Repository files navigation

Advanced Regression: Dimension Reduction and Clustering Analysis on Housing data

For this project, we will be applying the dimension reduction and clustering techniques on the dataset containing both numerical as well as categorical features. For this purpose we are using the well known housing dataset on Kaggle.

Source: https://www.kaggle.com/c/house-prices-advanced-regression-techniques/overview

Dimension Reduction

To perform PCA and MCA, we are using the methods provided by prince library and will tune the same set of parameters for both PCA and MCA. Our dataset has around 1500 observations and we chose only a few parameters as the number of resulting combinations to check were way more than the number of observations in the dataset. Still we ended up with 4000+ combinations. Below mentioned are the parameters that will be tuned:

  1. Number of components (n_components): It denotes the number of components used to perform PCA or MCA.
  2. Number of iterations (n_iter): The number of iterations used for computing the SVD.

To standardize the numerical data we will be setting the rescale_with_mean and rescale_with_std parameters to True.

As we are tuning parameters for PCA and MCA, we are also going to tune the alpha value for the ridge regression to determine the best alpha value for the specific parameter pair.
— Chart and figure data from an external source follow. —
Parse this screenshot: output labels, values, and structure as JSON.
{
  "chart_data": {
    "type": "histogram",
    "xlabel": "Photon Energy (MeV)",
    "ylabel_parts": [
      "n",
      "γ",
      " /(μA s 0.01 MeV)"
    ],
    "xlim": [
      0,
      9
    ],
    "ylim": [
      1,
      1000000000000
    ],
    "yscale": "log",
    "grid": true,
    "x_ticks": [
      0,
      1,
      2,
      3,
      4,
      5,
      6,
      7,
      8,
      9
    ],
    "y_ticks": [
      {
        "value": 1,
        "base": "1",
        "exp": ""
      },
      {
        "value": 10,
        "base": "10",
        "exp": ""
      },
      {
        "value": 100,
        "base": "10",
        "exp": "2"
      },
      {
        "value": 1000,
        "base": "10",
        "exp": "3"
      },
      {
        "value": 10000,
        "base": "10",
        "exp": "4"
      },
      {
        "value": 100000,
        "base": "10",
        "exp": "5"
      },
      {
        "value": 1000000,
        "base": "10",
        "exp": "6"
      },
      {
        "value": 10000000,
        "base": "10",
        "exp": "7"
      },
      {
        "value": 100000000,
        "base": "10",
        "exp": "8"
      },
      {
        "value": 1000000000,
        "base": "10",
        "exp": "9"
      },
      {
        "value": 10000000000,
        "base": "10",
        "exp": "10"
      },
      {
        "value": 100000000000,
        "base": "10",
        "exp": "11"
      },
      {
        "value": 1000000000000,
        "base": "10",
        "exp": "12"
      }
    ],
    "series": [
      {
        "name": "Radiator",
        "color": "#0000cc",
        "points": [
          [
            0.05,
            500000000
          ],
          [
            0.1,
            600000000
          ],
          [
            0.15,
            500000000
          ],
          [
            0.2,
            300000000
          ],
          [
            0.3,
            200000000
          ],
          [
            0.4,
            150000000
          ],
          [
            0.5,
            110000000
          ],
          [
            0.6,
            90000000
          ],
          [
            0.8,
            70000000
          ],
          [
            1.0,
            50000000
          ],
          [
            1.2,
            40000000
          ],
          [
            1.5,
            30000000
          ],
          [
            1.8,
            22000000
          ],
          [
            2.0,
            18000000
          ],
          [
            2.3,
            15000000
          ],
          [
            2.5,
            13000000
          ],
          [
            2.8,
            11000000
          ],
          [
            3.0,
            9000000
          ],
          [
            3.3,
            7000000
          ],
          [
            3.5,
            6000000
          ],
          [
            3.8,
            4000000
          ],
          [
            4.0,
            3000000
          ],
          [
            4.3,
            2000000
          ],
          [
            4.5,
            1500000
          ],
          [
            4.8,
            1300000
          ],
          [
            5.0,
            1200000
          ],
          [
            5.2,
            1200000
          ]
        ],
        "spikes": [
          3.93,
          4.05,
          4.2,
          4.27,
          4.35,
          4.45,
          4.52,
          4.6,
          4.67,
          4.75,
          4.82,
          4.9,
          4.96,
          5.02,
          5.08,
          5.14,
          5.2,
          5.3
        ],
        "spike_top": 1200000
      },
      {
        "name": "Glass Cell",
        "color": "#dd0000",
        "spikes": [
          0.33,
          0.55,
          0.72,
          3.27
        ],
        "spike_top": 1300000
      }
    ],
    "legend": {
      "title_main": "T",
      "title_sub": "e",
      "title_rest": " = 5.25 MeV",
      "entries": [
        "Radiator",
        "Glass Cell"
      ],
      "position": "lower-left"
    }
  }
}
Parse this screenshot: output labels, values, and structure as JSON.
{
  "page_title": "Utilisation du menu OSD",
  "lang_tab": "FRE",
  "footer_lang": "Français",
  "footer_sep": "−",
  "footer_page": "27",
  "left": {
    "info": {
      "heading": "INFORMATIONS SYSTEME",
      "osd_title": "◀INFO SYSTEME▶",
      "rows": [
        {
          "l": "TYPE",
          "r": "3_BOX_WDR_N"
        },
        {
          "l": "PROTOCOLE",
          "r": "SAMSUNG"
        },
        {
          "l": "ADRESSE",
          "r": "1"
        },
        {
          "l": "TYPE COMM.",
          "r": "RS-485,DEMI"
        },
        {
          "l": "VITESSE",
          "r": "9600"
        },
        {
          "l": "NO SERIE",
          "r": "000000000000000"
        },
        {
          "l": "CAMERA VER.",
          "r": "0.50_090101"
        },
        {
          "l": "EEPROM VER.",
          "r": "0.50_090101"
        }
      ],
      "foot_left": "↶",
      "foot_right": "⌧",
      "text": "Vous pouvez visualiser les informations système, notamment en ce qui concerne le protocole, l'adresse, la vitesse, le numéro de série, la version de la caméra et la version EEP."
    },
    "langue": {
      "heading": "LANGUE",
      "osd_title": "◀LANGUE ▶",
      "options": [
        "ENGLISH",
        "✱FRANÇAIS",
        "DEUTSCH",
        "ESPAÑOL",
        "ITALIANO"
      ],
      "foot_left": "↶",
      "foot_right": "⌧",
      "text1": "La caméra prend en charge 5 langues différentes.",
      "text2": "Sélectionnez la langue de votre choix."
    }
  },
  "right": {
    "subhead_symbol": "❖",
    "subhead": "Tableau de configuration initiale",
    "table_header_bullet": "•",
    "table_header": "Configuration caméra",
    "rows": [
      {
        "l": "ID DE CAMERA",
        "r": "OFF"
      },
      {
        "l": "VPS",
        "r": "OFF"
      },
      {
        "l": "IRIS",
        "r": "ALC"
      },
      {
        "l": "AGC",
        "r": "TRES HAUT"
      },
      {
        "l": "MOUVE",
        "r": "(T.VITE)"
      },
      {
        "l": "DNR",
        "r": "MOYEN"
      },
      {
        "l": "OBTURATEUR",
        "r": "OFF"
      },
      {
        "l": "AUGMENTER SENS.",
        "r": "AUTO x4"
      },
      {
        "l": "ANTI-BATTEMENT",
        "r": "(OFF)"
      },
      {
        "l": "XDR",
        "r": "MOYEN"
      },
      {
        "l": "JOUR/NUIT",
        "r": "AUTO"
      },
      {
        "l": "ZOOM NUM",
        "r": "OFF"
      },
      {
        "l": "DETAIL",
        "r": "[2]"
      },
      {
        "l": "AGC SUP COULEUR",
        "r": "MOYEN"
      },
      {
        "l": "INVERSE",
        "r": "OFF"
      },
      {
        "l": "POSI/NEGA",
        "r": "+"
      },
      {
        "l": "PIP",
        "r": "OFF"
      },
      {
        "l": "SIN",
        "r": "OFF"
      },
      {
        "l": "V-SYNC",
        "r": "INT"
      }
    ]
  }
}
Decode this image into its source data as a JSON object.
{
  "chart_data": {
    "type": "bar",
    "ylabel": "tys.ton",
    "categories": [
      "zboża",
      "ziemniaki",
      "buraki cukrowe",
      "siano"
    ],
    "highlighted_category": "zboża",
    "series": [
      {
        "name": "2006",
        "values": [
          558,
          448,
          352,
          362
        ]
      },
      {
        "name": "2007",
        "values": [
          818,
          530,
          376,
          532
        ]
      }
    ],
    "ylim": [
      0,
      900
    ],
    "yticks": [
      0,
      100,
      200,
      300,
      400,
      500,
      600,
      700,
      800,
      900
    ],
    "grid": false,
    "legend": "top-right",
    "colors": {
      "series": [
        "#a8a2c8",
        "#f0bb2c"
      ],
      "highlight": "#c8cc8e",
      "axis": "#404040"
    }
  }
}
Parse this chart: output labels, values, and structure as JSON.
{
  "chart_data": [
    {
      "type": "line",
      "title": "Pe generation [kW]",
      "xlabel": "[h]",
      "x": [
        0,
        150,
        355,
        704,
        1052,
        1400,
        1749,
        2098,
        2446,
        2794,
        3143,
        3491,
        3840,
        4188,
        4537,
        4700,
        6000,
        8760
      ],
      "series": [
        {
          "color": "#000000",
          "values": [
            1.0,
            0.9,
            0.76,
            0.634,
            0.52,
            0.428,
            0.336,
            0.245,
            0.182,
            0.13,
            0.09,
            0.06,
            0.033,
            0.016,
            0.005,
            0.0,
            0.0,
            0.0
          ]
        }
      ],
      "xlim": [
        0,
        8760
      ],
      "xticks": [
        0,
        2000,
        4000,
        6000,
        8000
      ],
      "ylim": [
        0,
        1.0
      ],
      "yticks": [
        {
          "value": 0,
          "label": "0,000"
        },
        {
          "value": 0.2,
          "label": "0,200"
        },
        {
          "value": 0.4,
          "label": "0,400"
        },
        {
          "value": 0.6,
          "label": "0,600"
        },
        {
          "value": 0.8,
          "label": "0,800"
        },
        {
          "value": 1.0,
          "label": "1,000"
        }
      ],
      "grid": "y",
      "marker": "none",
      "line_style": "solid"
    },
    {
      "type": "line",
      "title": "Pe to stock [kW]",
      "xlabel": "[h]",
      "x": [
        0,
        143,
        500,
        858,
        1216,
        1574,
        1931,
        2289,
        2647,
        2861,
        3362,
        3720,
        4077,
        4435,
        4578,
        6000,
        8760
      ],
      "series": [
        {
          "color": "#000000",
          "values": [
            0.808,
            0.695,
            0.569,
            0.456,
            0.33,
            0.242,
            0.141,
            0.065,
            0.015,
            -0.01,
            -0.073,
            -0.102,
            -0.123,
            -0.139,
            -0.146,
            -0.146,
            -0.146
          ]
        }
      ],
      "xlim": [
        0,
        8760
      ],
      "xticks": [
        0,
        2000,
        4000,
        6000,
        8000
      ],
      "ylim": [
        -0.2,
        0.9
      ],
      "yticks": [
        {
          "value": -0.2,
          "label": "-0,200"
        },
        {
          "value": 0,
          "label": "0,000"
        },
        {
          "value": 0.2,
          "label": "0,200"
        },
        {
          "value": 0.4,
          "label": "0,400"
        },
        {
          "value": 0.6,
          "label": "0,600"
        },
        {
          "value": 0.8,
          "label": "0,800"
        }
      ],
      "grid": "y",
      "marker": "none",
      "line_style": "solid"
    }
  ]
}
If we get the lowest validation MSE for the pair, then we can use the best value for alpha that we determined while hyperparameter tuning.

We performed dimensionality reduction on the dataset containing both numerical as well as categorical features and tuned the parameters to perform regression. The below mentioned table shows the validation and test MSE for the Ridge regression using reduced features and original baseline dataset.

MSE | Ridge Baseline | Ridge Reduced Features Validation Data | 896261228.21 | 765992669.03 Test Data | 716644289.46 | 738752163.81

From the above table we can see that the MSE on the validation data was much lower for Ridge regression model with reduced features as compared to baseline Ridge regression model. However the performance of both the models on the test set is comparable. Lower MSE on the test data is obtained for baseline Ridge regression model as compared to the Ridge regression model having reduced features.

Cluster Analysis

Response variable 'SalePrice' are binned into 5 bins which contain almost same number of observations. NMI score is very low i.e. 0.24 which clearly indicates that the cluster assignment was only partially correct. Since, the observations got assigned to clusters disproportionately and cluster 3 (620) and cluster 5 (439) got the major chunk of the observations the low NMI score is understandable.